Cosmopolitanism in the Age of Globalization: Citizens Without States. Edited with Lee Trepanier. Lexington, KY: University of Kentucky Press, 2011.

“The Bastard: Honor, Integrity, and the need for Nations in King John.” In The Soul of Statesmanship: Shakespeare on Nature, Virtue, and Political Wisdom. 117-40. Ed. Khalil Habib and L. Joseph Hebert. Lanham, MD: Lexington Books, 2018).

“Christianity and Western Civilization: An Introduction to Christopher Dawson’s Religion and the Rise of Western Culture.” The Political Science Reviewer 41, no. 2 (2017): 164-89.

“Faith and Reason in Montesquieu.” Ramify 5, no. 2 (2016): 1-15.

“The Meaning of Socrates’ Asceticism in Aristophanes’ Clouds.” In The Political Theory of Aristophanes: Explorations in Poetic Wisdom. 29-45. Ed. Jeremy J. Mhire and Bryan-Paul Frost. Albany, NY: SUNY Press, 2014.

“The Epic of Gilgamesh: Death and the Education of a Tyrant.” International Journal of the Humanities 6, no.7 (2008). 73-77.

Courses Taught

POL 101: U.S. Constitution
POL 211: Classical Political Philosophy
POL 416 / 504: Modern Political Philosophy and Literature
POL 604: Early Modern Political Philosophy
POL 724: Tocqueville


I discovered my love of political theory during my freshman year at the University of Maine, Orono. I was blessed with great teachers who had a knack for making the Great Books come alive in the classroom where lifelong friendships quickly formed around the love of learning and ideas. By studying the works of the great thinkers, who shaped and continue to shape our civilization, laws, and institutions, a genuine learning community is able to emerge and raise and attempt to answer questions such as these: How should one live? What is the good life? What is justice and how ought it to inform our political communities? What is a citizen? I was hooked on liberal education and decided to pursue my love of learning in graduate school. I completed my master’s degree in political science at the University of Toronto and my Ph.D. in philosophy, with a concentration in political philosophy, at Boston University. I followed this by joining the philosophy department and heading the Pell Honors Program at Salve Regina University in Newport, RI.

My two areas of interest are the history of political philosophy (broadly construed) and philosophical literature.

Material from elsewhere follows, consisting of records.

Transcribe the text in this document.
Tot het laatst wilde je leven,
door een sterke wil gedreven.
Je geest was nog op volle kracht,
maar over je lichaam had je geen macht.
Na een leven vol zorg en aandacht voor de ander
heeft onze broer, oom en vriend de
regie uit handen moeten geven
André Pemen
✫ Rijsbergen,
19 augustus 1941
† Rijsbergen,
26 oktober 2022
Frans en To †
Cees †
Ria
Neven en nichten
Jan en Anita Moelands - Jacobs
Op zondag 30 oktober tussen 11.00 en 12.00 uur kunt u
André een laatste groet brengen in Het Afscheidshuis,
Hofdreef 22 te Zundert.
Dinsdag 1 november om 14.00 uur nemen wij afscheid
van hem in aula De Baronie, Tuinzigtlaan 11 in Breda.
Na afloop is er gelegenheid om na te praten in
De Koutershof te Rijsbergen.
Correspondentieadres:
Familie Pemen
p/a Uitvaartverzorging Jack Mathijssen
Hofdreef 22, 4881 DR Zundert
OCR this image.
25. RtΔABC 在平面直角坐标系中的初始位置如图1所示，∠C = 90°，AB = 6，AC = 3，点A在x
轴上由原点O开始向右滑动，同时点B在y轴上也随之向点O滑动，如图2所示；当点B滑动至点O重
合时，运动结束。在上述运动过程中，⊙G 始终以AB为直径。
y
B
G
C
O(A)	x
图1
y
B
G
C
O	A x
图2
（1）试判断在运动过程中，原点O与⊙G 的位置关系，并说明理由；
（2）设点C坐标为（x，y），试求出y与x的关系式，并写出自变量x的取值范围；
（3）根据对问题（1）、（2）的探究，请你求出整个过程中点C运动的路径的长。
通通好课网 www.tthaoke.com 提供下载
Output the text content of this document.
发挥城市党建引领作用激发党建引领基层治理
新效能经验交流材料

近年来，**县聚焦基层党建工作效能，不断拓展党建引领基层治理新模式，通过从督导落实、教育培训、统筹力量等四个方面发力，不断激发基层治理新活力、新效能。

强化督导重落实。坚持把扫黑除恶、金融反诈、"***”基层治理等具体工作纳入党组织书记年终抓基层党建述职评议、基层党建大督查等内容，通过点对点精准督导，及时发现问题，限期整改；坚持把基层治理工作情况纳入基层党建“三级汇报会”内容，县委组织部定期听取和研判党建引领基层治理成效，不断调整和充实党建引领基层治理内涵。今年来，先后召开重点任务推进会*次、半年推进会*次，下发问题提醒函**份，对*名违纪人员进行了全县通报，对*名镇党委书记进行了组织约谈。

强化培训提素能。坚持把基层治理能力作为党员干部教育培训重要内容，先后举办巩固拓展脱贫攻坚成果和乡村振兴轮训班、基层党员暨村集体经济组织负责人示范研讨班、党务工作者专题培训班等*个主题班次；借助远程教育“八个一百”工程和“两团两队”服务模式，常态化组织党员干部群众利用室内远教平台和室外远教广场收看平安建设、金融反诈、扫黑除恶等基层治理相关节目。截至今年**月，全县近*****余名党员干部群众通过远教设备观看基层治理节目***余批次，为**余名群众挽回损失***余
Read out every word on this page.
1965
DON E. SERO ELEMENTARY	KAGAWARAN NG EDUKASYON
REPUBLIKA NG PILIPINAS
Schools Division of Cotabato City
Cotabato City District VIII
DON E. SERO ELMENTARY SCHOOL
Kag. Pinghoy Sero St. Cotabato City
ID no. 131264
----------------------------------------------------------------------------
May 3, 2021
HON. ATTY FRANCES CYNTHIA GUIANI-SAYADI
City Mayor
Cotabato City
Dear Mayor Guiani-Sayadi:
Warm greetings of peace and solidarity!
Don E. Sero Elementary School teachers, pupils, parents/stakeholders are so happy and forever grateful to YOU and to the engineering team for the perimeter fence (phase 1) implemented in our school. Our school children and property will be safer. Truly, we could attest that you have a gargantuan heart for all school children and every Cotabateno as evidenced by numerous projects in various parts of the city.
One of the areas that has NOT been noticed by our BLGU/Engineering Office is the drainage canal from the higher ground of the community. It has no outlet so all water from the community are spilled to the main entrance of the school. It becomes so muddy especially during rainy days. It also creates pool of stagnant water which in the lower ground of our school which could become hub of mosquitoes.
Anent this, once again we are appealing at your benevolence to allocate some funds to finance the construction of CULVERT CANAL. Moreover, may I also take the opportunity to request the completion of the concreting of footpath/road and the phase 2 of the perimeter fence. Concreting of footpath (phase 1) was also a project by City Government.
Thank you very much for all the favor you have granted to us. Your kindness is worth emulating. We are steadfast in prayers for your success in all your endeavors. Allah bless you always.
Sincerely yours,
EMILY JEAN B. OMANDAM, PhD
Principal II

I am interested in ancient and modern theories of republicanism and government, and how philosophical writers such as Shakespeare present politics and statesmanship. Shakespeare is able to converse with the likes of Plato, Aristotle, and Machiavelli, and the Biblical tradition, in ways that help us to see the impact of ideas on the lives of a range of characters in a variety of circumstances. He adds flesh and bones, so to speak, to political thought by making characters come alive in ways designed to teach us to think critically about political life without relying on abstractions to understand the human condition.

My approach to teaching political theory stems from the Socratic tradition of liberal education, where wonder is the beginning of the quest for wisdom and self-knowledge. Civil debate and conversation is essential to generating a desire for understanding. Accordingly, I use the Socratic method in the classroom in order to provoke students to defend their views and get them to take seriously perspectives that they might not otherwise consider. My goal is to elevate their mind above conformity and dogmatism and inspire a sense of wonder and love of learning. I was attracted to Hillsdale College because of its mission and core curriculum. The students at Hillsdale College are serious about ideas and learning. They come to Hillsdale College very well prepared and with an insatiable hunger to learn. Hillsdale’s core provides students with the opportunity to engage in conversation and debate through a systematic set of courses that cover a range of ideas drawn from the Western Canon, across a wide variety of disciplines. The Politics department in particular is rooted in the study of political philosophy and the intersection between theory and practice, and provides students with a wide range of courses focusing on the great political thinkers and statesman that have shaped our civilization. Informed citizenship and the exercise of responsible liberty is what Hillsdale aims to foster in students, and is one of the main reasons why I love being a part of the Hillsdale College community.